Quase nem é preciso assinalar que os manifestantes na Líbia e Egito não  dirão isso – não porque eles não entendam a Primeira Emenda, a separação entre religião e vida civil, a distinção entre a identidade de cidadão e identidade religiosa, ou a diferença entre palavras e golpes físicos, mas sim porque eles rejeitam tudo isso, e, na verdade, as consideram coisas ruins. Aos olhos dos manifestantes, uma religião que confina a si própria ao coração e à capela, e que portanto é exercida intermitentemente enquanto os afazeres diários são realizados, não é realmente uma religião. Uma religião verdadeira não solta as amarras quando você deixa o templo de devoção; ela exige sua lealdade o tempo todo e em todos os lugares. E o “eu” ao qual esta lealdade é exigida não é dividido em um “eu” público e outro privado; ele é o mesmo em casa e em qualquer lugar do mundo.

Dado que para eles a religião não é um assunto interno, privado, protegido das realidades do mundo, mas um imperativo prioritário que tais realidades deveriam refletir, um ataque verbal ou imagético ao Islã não será entendido como um aborrecimento externo e efêmero, como “mera” representação; será recebido como uma ferida no coração, um golpe, e um golpe cuja retaliação apropriada demanda outros golpes em resposta. Para eles, não há algo como “paus e pedras podem quebrar meus ossos, mas xingamentos nunca vão me machucar”.

Portanto, o pacote inteiro do liberalismo americano – a distinção entre discurso e ação, a disposição de proteger o discurso não importando o quão desagradável ele possa ser, a insistência de que crentes religiosos devem afrouxar suas convicções quando entrarem na esfera pública – é algo que os manifestantes necessariamente rejeitam. Quando lhes é dito que o governo dos Estados Unidos não tomou parte na produção do vídeo e deplora seu conteúdo, líbios e egípcios escolarizados respondem (dizem os repórteres): “Bem, se eles pensam que é errado e contra os valores deles, por que não impediram ou puniram quem o produziu”. A resposta padrão é que nós americanos não censuramos ou penalizamos opiniões que consideramos erradas ou até mesmo perigosas; em consonância com a Primeira Emenda, nós as toleramos e permitimos que possam estar disponíveis para possível adoção no mercado de ideias.

Mas isto significa que proteger o mercado por recusar a imposição de limites ao que nele pode entrar é o maior valor que afirmamos, e nós o afirmamos a despeito das verdades que possam ser vilipendiadas e falsidades que consigam se fazer aceitas.

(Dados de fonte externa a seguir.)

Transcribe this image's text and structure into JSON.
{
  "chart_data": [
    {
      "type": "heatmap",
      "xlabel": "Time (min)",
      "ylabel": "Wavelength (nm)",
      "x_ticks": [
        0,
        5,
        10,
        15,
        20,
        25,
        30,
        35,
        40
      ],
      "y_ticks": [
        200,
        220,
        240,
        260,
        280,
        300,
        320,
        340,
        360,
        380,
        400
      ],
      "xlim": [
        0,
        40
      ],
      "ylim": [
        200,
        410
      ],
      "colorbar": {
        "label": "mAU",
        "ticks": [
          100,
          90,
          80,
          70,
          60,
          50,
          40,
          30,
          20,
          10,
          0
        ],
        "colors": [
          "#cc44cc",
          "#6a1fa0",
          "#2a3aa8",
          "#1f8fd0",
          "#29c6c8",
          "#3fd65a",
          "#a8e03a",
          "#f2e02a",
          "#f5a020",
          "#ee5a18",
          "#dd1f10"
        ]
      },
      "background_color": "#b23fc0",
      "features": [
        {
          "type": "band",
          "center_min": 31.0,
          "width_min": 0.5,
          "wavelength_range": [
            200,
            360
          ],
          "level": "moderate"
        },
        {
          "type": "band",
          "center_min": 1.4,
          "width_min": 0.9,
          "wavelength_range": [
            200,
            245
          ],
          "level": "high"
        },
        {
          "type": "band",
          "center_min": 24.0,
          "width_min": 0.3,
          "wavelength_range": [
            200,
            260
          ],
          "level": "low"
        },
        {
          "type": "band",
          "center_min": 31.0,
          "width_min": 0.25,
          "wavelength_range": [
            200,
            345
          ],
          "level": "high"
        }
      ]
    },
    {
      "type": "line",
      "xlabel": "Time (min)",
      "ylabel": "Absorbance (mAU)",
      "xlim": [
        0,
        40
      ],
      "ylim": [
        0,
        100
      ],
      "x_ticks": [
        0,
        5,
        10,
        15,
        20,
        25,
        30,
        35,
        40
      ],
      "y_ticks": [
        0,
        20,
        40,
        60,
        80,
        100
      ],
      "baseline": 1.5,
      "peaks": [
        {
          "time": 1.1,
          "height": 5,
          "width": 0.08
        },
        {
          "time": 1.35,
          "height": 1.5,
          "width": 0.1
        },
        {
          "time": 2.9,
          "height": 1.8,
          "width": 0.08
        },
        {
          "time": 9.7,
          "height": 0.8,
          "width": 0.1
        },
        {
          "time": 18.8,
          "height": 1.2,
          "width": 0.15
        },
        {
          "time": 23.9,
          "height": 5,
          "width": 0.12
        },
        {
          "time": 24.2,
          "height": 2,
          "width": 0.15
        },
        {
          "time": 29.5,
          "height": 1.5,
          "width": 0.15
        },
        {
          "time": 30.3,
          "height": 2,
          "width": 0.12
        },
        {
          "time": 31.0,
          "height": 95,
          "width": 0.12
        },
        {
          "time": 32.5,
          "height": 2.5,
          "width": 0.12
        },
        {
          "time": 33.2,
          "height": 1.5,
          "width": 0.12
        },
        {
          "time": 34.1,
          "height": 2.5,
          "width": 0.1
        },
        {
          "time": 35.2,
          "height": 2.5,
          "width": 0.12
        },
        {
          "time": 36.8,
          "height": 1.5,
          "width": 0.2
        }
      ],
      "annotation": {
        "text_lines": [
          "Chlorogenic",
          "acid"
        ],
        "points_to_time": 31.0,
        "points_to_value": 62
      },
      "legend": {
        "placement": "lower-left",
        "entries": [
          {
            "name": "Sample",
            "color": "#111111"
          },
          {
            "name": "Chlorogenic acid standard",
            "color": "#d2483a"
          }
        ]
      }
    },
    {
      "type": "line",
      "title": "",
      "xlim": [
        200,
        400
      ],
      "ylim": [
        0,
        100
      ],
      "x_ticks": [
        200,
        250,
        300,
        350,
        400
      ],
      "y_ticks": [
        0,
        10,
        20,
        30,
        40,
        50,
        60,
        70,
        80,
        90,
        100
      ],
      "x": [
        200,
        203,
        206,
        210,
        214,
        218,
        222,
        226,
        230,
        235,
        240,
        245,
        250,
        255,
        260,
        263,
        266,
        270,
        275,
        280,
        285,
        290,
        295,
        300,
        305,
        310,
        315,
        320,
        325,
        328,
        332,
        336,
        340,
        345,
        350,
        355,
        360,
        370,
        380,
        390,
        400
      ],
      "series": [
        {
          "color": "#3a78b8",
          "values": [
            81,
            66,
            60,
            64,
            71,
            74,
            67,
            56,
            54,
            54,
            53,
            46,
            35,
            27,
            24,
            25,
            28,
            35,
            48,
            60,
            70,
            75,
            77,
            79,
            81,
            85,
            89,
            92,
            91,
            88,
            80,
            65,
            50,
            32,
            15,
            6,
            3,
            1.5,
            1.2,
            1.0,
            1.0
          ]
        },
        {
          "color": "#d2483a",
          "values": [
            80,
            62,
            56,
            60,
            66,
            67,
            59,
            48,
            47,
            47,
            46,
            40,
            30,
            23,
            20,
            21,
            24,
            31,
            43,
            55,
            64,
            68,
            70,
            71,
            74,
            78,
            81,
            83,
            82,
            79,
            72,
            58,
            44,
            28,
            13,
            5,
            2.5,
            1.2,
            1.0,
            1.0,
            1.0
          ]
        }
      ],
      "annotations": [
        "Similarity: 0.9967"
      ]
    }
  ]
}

Nós decidimos que as conseqüências potencialmente infelizes de um forte regime de liberdade de expressão devem ser toleradas porque o princípio é mais importante do que prevenir qualquer dano que ele possa permitir. Nós não devemos nos surpreender, contudo, se outros no mundo – a maioria dos outros, na verdade –, discordarem, não porque são cegos e ignorantes, mas porque louvam a Deus e à verdade ao invés da Primeira Emenda, que não apenas mantém Deus e a verdade à distância como também os enxerga com profunda desconfiança.